Navigating Bratislava's Dynamic Office Landscape

For businesses evaluating their office space needs in Bratislava, the second quarter of 2025 offers crucial insights into a market undergoing significant shifts. According to the latest report from real estate advisory firm CBRE, the demand for high-quality, sustainable office premises is stronger than ever, influencing rental trends and development strategies across the city.

The Shift Towards Sustainable and Modern Offices

A pivotal trend in the Bratislava office market is the clear preference for modern and sustainable buildings. An impressive 82% of all leased spaces in Q2 2025 were within Class A+ and A buildings, underscoring tenants' commitment to energy efficiency, employee well-being, and corporate social responsibility. This move reflects a broader strategic imperative for businesses to occupy spaces that align with contemporary operational standards and sustainability goals.

Bratislava's Office Market: Q2 2025 Snapshot

Lease Activity and Key Players

The second quarter saw re-negotiations dominating leasing activity, accounting for 55% of all transactions. New leases comprised 35%, pre-leases 8%, and expansions 2%. While the total volume of leases reached 36,520 m², a year-on-year decrease of 39%, the net take-up stood at 16,445 m². The public sector was remarkably active, contributing 31% to overall demand, followed by professional services and the IT sector, both at 13%.

Vacancy Rates and Regional Performance

The overall vacancy rate slightly decreased to 12.59% under the original methodology. However, with a new, more realistic methodology, the adjusted vacancy rate stands at 14.41%. Areas like City Center (6.70%) and South Bank (8.32%) boasted the lowest vacancy rates, indicating high demand for prime locations. Conversely, Outer City saw its vacancy rise to 17.65%, suggesting evolving tenant preferences and a potential for new opportunities in these areas.

Understanding the New Market Methodology

Bratislava's office market is now adopting a revised methodology for calculating office supply. This new approach excludes owner-occupied and state-owned buildings, focusing solely on commercially available spaces. This provides a more accurate and transparent picture of the true market offering. Consequently, the total office supply for Q2 2025, originally 2.05 million m², has been revised down to 1.76 million m² after removing approximately 283,000 m² of self-occupied and state-owned properties.

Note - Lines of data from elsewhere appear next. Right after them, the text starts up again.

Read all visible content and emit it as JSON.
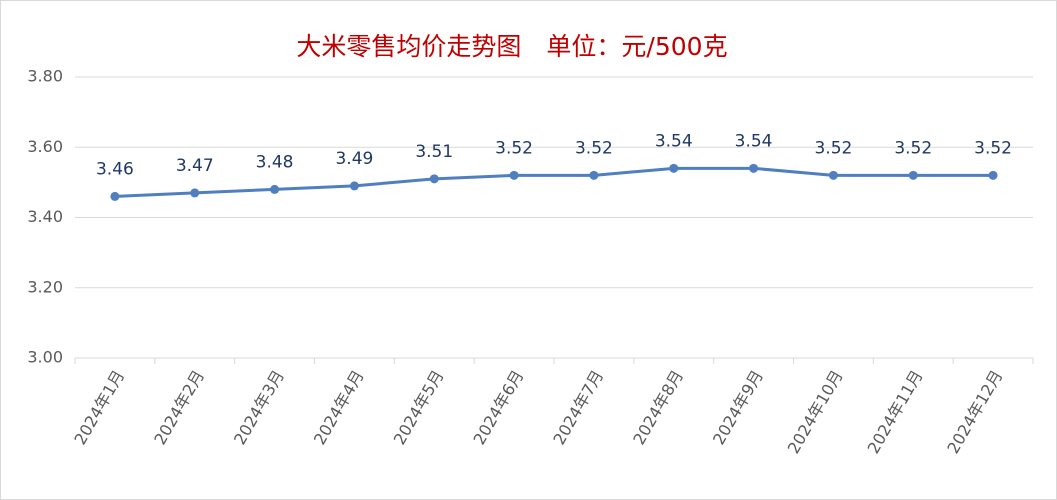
{
  "chart_data": {
    "type": "line",
    "title": "大米零售均价走势图　单位：元/500克",
    "categories": [
      "2024年1月",
      "2024年2月",
      "2024年3月",
      "2024年4月",
      "2024年5月",
      "2024年6月",
      "2024年7月",
      "2024年8月",
      "2024年9月",
      "2024年10月",
      "2024年11月",
      "2024年12月"
    ],
    "series": [
      {
        "name": "大米零售均价",
        "color": "#4f7fbf",
        "values": [
          3.46,
          3.47,
          3.48,
          3.49,
          3.51,
          3.52,
          3.52,
          3.54,
          3.54,
          3.52,
          3.52,
          3.52
        ]
      }
    ],
    "ylim": [
      3.0,
      3.8
    ],
    "yticks": [
      {
        "value": 3.0,
        "label": "3.00"
      },
      {
        "value": 3.2,
        "label": "3.20"
      },
      {
        "value": 3.4,
        "label": "3.40"
      },
      {
        "value": 3.6,
        "label": "3.60"
      },
      {
        "value": 3.8,
        "label": "3.80"
      }
    ],
    "grid": true
  }
}
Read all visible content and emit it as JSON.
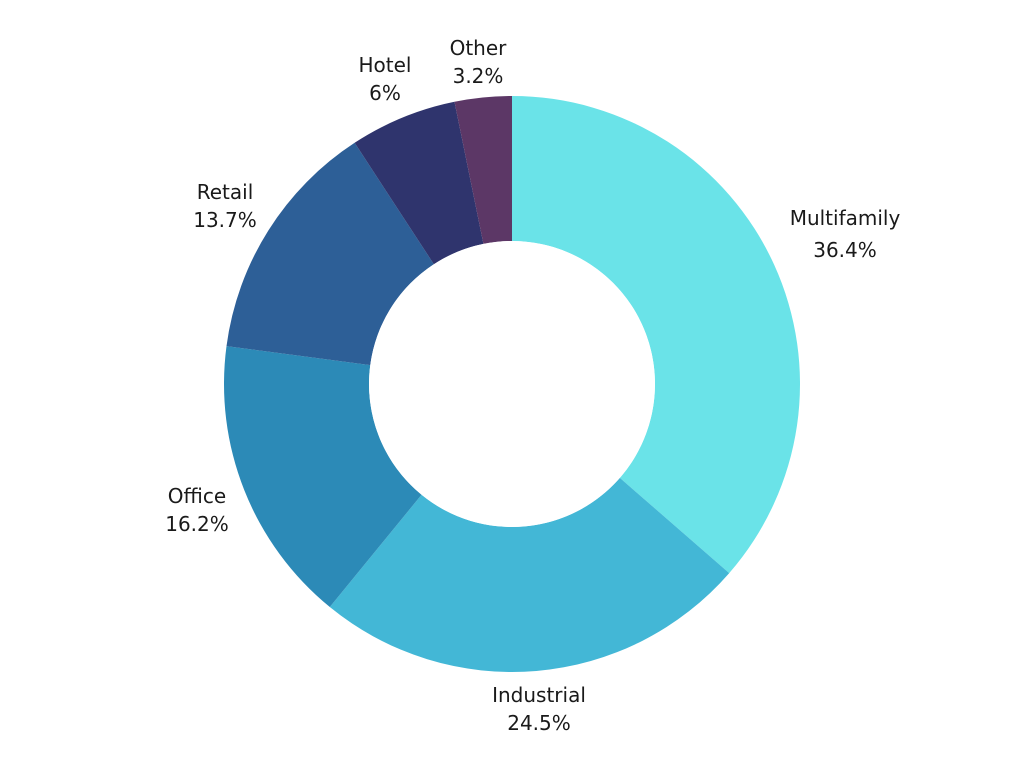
{
  "chart_data": {
    "type": "pie",
    "subtype": "donut",
    "title": "",
    "legend": "none",
    "slices": [
      {
        "label": "Multifamily",
        "value": 36.4,
        "value_label": "36.4%",
        "color": "#6AE3E8"
      },
      {
        "label": "Industrial",
        "value": 24.5,
        "value_label": "24.5%",
        "color": "#43B7D6"
      },
      {
        "label": "Office",
        "value": 16.2,
        "value_label": "16.2%",
        "color": "#2C8AB7"
      },
      {
        "label": "Retail",
        "value": 13.7,
        "value_label": "13.7%",
        "color": "#2D5F97"
      },
      {
        "label": "Hotel",
        "value": 6,
        "value_label": "6%",
        "color": "#2F346D"
      },
      {
        "label": "Other",
        "value": 3.2,
        "value_label": "3.2%",
        "color": "#5C3766"
      }
    ]
  }
}
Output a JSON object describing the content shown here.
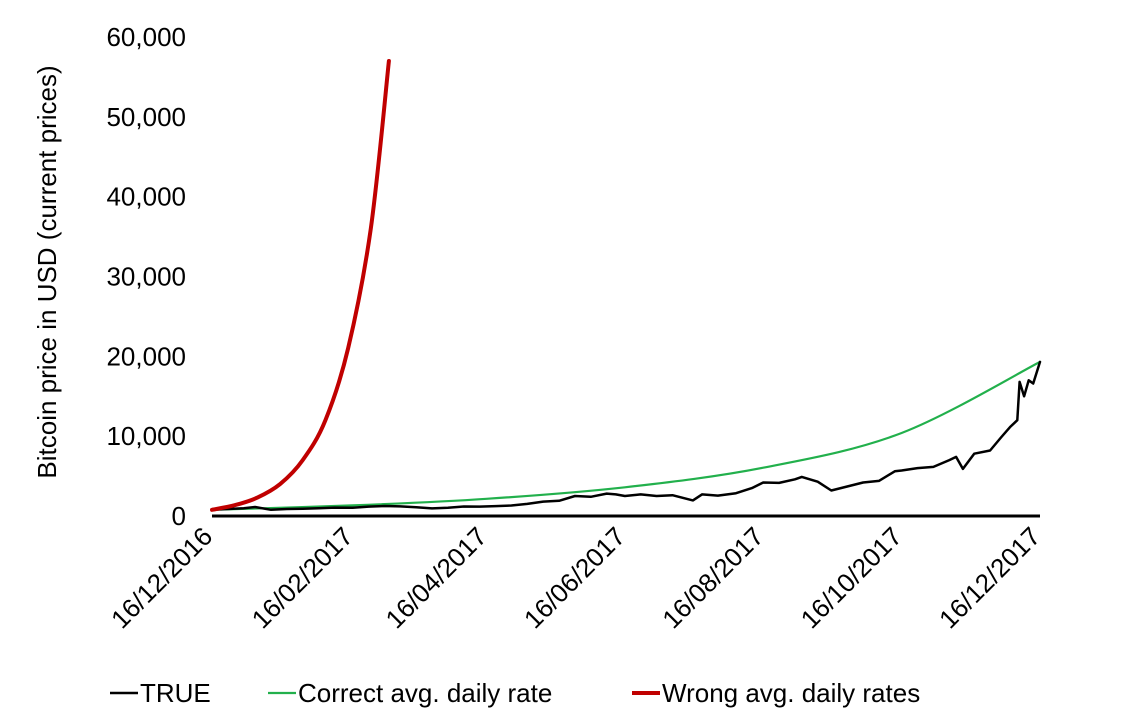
{
  "chart_data": {
    "type": "line",
    "title": "",
    "xlabel": "",
    "ylabel": "Bitcoin price in USD (current prices)",
    "x_range": [
      "2016-12-16",
      "2017-12-16"
    ],
    "ylim": [
      0,
      60000
    ],
    "y_ticks": [
      "0",
      "10,000",
      "20,000",
      "30,000",
      "40,000",
      "50,000",
      "60,000"
    ],
    "y_tick_values": [
      0,
      10000,
      20000,
      30000,
      40000,
      50000,
      60000
    ],
    "x_ticks": [
      "16/12/2016",
      "16/02/2017",
      "16/04/2017",
      "16/06/2017",
      "16/08/2017",
      "16/10/2017",
      "16/12/2017"
    ],
    "x_tick_dates": [
      "2016-12-16",
      "2017-02-16",
      "2017-04-16",
      "2017-06-16",
      "2017-08-16",
      "2017-10-16",
      "2017-12-16"
    ],
    "grid": false,
    "legend_position": "bottom",
    "series": [
      {
        "name": "TRUE",
        "color": "#000000",
        "points": [
          [
            "2016-12-16",
            780
          ],
          [
            "2016-12-23",
            880
          ],
          [
            "2016-12-30",
            960
          ],
          [
            "2017-01-04",
            1130
          ],
          [
            "2017-01-11",
            780
          ],
          [
            "2017-01-18",
            880
          ],
          [
            "2017-01-25",
            900
          ],
          [
            "2017-02-01",
            970
          ],
          [
            "2017-02-08",
            1050
          ],
          [
            "2017-02-16",
            1030
          ],
          [
            "2017-02-23",
            1180
          ],
          [
            "2017-03-02",
            1250
          ],
          [
            "2017-03-09",
            1200
          ],
          [
            "2017-03-16",
            1100
          ],
          [
            "2017-03-23",
            950
          ],
          [
            "2017-03-30",
            1040
          ],
          [
            "2017-04-06",
            1190
          ],
          [
            "2017-04-13",
            1180
          ],
          [
            "2017-04-20",
            1240
          ],
          [
            "2017-04-27",
            1320
          ],
          [
            "2017-05-04",
            1520
          ],
          [
            "2017-05-11",
            1800
          ],
          [
            "2017-05-18",
            1900
          ],
          [
            "2017-05-25",
            2500
          ],
          [
            "2017-06-01",
            2400
          ],
          [
            "2017-06-08",
            2800
          ],
          [
            "2017-06-12",
            2700
          ],
          [
            "2017-06-16",
            2500
          ],
          [
            "2017-06-23",
            2700
          ],
          [
            "2017-06-30",
            2500
          ],
          [
            "2017-07-07",
            2600
          ],
          [
            "2017-07-16",
            1950
          ],
          [
            "2017-07-20",
            2700
          ],
          [
            "2017-07-27",
            2550
          ],
          [
            "2017-08-04",
            2850
          ],
          [
            "2017-08-11",
            3500
          ],
          [
            "2017-08-16",
            4200
          ],
          [
            "2017-08-23",
            4150
          ],
          [
            "2017-08-30",
            4600
          ],
          [
            "2017-09-02",
            4900
          ],
          [
            "2017-09-09",
            4300
          ],
          [
            "2017-09-15",
            3200
          ],
          [
            "2017-09-22",
            3700
          ],
          [
            "2017-09-29",
            4200
          ],
          [
            "2017-10-06",
            4400
          ],
          [
            "2017-10-13",
            5600
          ],
          [
            "2017-10-16",
            5700
          ],
          [
            "2017-10-23",
            6000
          ],
          [
            "2017-10-30",
            6150
          ],
          [
            "2017-11-06",
            7000
          ],
          [
            "2017-11-09",
            7400
          ],
          [
            "2017-11-12",
            5900
          ],
          [
            "2017-11-17",
            7800
          ],
          [
            "2017-11-24",
            8200
          ],
          [
            "2017-11-29",
            9900
          ],
          [
            "2017-12-03",
            11200
          ],
          [
            "2017-12-06",
            12000
          ],
          [
            "2017-12-07",
            16800
          ],
          [
            "2017-12-09",
            15000
          ],
          [
            "2017-12-11",
            17000
          ],
          [
            "2017-12-13",
            16600
          ],
          [
            "2017-12-16",
            19300
          ]
        ]
      },
      {
        "name": "Correct avg. daily rate",
        "color": "#22b04c",
        "points": [
          [
            "2016-12-16",
            780
          ],
          [
            "2017-02-16",
            1330
          ],
          [
            "2017-04-16",
            2150
          ],
          [
            "2017-06-16",
            3600
          ],
          [
            "2017-08-16",
            6050
          ],
          [
            "2017-10-16",
            10400
          ],
          [
            "2017-12-16",
            19300
          ]
        ]
      },
      {
        "name": "Wrong avg. daily rates",
        "color": "#c00000",
        "points": [
          [
            "2016-12-16",
            780
          ],
          [
            "2016-12-26",
            1350
          ],
          [
            "2017-01-05",
            2300
          ],
          [
            "2017-01-15",
            4000
          ],
          [
            "2017-01-25",
            7000
          ],
          [
            "2017-02-04",
            12000
          ],
          [
            "2017-02-14",
            21000
          ],
          [
            "2017-02-24",
            36000
          ],
          [
            "2017-03-04",
            57000
          ]
        ]
      }
    ]
  },
  "legend": [
    {
      "label": "TRUE",
      "color": "#000000"
    },
    {
      "label": "Correct avg. daily rate",
      "color": "#22b04c"
    },
    {
      "label": "Wrong avg. daily rates",
      "color": "#c00000"
    }
  ]
}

Limited Supply Fuels Rising Rents and Future Development

The year 2025 is marked by historically low new office supply. This limited availability of modern spaces is exerting upward pressure on rental prices. The highest achievable rents in Bratislava have climbed to €20.50/m²/month, representing an 8% increase year-on-year. Despite this constrained supply, several key projects are under construction or planned, offering future growth. Zváračák (4,000 m²) is expected to be completed by the end of 2025. Projects like Dunaj (7,300 m²) and Ganz House (9,400 m²) are slated for completion in 2026. Further additions are anticipated in 2027, including Chalupkova Offices (19,500 m²), Istropolis Atrium (15,500 m²), and the new ZSE headquarters (10,000 m²).

Expert Outlook: A Market Driven by Quality and Sustainability

Oliver Galata, Head of Office Leasing at CBRE, emphasizes the significance of these trends: “The new methodology provides a more realistic view of the market and clearly shows that demand for quality and sustainable spaces remains strong. Despite a slightly higher vacancy rate, the supply of modern offices remains limited, pushing rents upwards.” He concludes, “Bratislava is thus strengthening its position as a dynamic office destination, where the demand for premium spaces, the trend of sustainability, and the stability of key tenant sectors converge.”